If you think of old fables and stories that we can look back on now and draw lessons from (fairy/folk tales, religious texts, legends), you can see how their themes and allegories influenced human societies. But they weren't perfect, sometimes the lessons are open to interpretation for better or worse.
Wipe all of that away.
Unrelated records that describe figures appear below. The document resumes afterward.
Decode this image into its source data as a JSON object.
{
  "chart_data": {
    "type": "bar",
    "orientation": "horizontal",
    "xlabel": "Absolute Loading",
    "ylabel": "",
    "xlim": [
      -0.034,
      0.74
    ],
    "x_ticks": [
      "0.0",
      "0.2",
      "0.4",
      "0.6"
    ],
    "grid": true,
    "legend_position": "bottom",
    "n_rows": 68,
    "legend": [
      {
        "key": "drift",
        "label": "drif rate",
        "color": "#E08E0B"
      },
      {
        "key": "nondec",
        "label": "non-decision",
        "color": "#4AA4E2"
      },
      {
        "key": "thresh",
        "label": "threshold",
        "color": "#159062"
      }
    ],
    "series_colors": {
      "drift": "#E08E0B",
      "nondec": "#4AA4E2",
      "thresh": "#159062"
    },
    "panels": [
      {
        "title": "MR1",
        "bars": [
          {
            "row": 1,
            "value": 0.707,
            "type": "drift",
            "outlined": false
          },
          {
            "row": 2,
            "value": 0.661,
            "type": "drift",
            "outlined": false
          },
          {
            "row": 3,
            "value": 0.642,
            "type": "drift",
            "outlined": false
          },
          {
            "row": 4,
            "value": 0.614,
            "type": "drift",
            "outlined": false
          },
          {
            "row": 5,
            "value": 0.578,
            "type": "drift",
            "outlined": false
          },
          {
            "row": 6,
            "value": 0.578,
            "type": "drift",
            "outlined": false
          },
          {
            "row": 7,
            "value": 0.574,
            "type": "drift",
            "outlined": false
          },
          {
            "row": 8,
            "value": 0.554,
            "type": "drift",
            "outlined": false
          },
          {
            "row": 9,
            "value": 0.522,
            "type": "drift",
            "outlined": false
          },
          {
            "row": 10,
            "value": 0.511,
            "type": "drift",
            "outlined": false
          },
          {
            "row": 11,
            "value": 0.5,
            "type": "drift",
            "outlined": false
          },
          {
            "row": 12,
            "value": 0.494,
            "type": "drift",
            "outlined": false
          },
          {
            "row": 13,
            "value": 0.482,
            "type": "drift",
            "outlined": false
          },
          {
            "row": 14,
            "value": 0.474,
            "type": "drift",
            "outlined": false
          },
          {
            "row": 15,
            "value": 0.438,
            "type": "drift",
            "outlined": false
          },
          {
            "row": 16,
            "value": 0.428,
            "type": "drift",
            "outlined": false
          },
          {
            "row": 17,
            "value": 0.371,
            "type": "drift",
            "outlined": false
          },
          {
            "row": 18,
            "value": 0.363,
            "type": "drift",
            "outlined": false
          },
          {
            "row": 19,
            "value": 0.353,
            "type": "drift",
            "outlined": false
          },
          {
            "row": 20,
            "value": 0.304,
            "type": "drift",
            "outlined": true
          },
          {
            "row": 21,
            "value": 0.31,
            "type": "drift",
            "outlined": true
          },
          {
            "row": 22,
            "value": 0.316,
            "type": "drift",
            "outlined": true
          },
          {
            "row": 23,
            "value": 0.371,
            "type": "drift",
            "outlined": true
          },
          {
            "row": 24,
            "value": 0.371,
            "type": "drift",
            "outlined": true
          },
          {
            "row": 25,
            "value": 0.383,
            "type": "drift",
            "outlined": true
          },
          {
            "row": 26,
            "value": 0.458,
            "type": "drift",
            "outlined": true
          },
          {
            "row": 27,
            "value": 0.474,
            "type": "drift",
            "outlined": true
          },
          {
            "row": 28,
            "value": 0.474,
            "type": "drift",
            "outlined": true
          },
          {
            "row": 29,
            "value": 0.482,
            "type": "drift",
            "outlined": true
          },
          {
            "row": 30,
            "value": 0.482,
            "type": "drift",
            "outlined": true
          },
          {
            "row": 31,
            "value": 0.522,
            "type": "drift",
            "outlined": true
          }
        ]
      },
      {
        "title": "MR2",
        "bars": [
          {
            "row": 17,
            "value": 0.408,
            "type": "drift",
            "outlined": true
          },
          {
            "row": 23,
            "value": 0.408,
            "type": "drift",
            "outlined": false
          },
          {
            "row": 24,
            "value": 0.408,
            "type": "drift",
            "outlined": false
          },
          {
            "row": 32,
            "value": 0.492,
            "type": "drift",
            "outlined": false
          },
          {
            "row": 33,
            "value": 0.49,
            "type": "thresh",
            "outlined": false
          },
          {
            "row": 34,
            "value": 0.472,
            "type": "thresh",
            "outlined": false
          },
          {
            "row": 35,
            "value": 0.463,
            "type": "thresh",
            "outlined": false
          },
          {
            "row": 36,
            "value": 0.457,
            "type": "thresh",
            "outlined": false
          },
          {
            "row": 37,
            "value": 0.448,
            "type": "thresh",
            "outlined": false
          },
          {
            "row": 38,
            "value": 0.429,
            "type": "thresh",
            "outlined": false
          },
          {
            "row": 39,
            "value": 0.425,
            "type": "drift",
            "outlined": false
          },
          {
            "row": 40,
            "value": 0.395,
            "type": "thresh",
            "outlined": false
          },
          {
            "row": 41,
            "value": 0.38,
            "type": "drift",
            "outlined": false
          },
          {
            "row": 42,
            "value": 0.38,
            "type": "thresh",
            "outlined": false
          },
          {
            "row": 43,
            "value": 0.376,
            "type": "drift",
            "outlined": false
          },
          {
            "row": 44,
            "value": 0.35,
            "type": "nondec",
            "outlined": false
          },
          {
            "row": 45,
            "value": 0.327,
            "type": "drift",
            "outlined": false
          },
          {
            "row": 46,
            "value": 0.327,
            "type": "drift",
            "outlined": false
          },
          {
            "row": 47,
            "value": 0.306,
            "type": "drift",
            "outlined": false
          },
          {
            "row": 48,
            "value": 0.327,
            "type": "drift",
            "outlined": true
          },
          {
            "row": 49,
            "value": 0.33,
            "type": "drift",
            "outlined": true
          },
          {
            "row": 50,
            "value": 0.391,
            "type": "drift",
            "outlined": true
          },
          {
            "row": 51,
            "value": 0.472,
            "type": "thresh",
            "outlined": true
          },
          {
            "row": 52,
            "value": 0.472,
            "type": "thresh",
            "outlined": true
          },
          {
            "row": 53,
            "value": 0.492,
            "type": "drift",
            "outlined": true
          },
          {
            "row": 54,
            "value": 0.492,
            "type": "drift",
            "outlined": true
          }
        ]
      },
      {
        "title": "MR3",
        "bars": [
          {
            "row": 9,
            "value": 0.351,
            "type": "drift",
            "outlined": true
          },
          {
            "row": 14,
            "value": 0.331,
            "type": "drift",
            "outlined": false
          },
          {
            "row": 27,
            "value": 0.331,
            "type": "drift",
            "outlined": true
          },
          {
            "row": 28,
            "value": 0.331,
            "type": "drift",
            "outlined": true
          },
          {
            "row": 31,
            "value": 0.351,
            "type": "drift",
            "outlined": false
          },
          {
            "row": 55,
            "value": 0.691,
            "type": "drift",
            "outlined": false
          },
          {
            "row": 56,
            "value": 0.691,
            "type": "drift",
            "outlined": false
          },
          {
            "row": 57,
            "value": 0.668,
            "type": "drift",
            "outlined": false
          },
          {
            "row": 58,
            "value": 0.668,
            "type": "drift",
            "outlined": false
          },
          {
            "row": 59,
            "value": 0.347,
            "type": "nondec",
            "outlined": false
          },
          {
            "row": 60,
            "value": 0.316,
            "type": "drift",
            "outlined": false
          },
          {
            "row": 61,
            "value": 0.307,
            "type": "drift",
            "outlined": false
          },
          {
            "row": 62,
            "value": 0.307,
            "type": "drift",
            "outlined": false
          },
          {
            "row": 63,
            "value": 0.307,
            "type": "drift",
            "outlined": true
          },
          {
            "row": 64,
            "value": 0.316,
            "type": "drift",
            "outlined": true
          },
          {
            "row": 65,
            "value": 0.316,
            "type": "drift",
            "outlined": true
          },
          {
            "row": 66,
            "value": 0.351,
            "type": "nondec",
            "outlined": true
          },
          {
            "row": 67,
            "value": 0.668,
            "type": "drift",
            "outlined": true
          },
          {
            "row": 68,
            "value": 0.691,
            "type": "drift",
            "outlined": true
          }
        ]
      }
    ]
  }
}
If you could decide which books were going to be the new Foundational Myths of a post apocalyptic world, which would you choose?
by Vesinh51
26 Comments
The wheel of time shaped my teenage sense of self without realizing it myself so I’ll go there?
Clan of the Cave Bear
East of Eden
The lord of the rings
Pierce Brown and Brandon Sanderson
LOTR, Narnia
The Discworld novels of Sir Terry Pratchett.
‘Sin begins when you treat people as things’
I would choose the ancient myths, but since your question disallows that, Shakespeare, Borges, and Proust spring to mind.
Anything Madeline Miller
Pratchett.
Stormlight archives
Because you are preserving not just the set of books but another set of books within the books
The Dispossessed and The Left Hand of Darkness would be a good start.Â
The Collected Works of Chuck Tingle
The Master of Mankind by Aaron Dembski-Bowden
The Foundation books
The Dark Tower
Accounts of the Holocaust
Book of the new sun
The Road, Blood Meridian, East of Eden
Les Misérables, without a doubt. It has all, mercy, redemption, justice, and the persistence of hope in the face of cruelty.
The Thomas the Tank Engine books and the American Girl books
Berserk
I think *Star Wars* and *The Empire Strikes Back* will survive. Lists of the titles of the other works in that universe will survive, and people will imagine what the rest of that Epic Cycle actually looked like.
The Lord of the Rings, The Chronicles of Narnia, and Harry Potter.
The Hunger Games trilogy
Shakespeare.
The Stand would probably make people think this happens all the time.